The need for secular reentry initiatives is one issue that will be taken up at this week’s Secular Social Justice conference at Rice University in Houston, Texas. Featuring atheist and humanist activists, educators and writers of color, the event is the only secular conference to focus exclusively on racial, gender and economic justice in communities of color without apology or accommodation to white folks’ let’s-ghettoize-this-into-a-diversity-panel reflex. From the cultural relevance of feminism, to the impact of mass incarceration, the intersectional activism of queer atheists of color and the neoliberal re-segregation of public schools, progressive folk of color who also identify as atheist and/or humanist are broadening the scope of atheist activism beyond merely challenging religious prejudice.

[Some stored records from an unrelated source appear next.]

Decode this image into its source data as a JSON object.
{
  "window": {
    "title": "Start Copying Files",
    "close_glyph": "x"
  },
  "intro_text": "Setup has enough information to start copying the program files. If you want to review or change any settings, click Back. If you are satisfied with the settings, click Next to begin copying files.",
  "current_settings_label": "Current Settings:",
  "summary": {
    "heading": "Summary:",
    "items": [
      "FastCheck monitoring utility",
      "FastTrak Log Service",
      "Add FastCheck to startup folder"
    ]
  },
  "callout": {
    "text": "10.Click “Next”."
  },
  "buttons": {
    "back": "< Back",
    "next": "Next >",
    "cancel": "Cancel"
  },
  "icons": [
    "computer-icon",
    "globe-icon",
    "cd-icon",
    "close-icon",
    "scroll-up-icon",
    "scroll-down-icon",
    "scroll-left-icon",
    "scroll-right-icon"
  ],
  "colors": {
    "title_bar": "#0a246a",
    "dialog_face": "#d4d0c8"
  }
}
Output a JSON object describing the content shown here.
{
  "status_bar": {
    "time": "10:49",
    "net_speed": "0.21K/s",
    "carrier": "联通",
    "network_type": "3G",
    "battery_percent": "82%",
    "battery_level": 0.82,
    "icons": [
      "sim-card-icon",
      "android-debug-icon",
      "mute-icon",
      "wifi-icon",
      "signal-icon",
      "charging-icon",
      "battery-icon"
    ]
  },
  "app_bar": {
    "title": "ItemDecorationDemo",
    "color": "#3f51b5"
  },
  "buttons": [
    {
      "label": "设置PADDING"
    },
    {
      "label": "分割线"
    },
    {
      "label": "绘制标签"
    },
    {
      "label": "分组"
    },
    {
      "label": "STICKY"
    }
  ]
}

|LGBTQ queer Black atheists on Social Justice|
But, typically, mainstream media can’t seem to see atheists or atheist “activism” unless it’s Dawkins or Sam Harris going on yet another Islamophobic atheist rock star rant. Last year’s CNN show featuring the white atheist elite—the most privileged among an already economically and racially privileged class—reinforced the reductive anti-religious focus of mainstream atheism. Having the ability to claim the space of atheism unabashedly, while being viewed as a secular authority, has everything to do with race, gender, class, and sexual privilege. It is precisely because Dawkins and company are not criminalized, protected from the brunt of state violence due to their inhabitance of white male cis bodies, that they’ve gained global credence as atheist paragons of science and reason. Of course, mainstream media will never be ready for the intersectional atheist organizing represented by non-believers of color who’ve pushed the movement to go beyond the safe platitudes of church state separation. That would involve confronting the “revelation” that a humanistic atheism demands more than simply non-belief, but a radical dismantling of the same old social norms that center whiteness, maleness, straightness and private enterprise as “secular” God substitutes.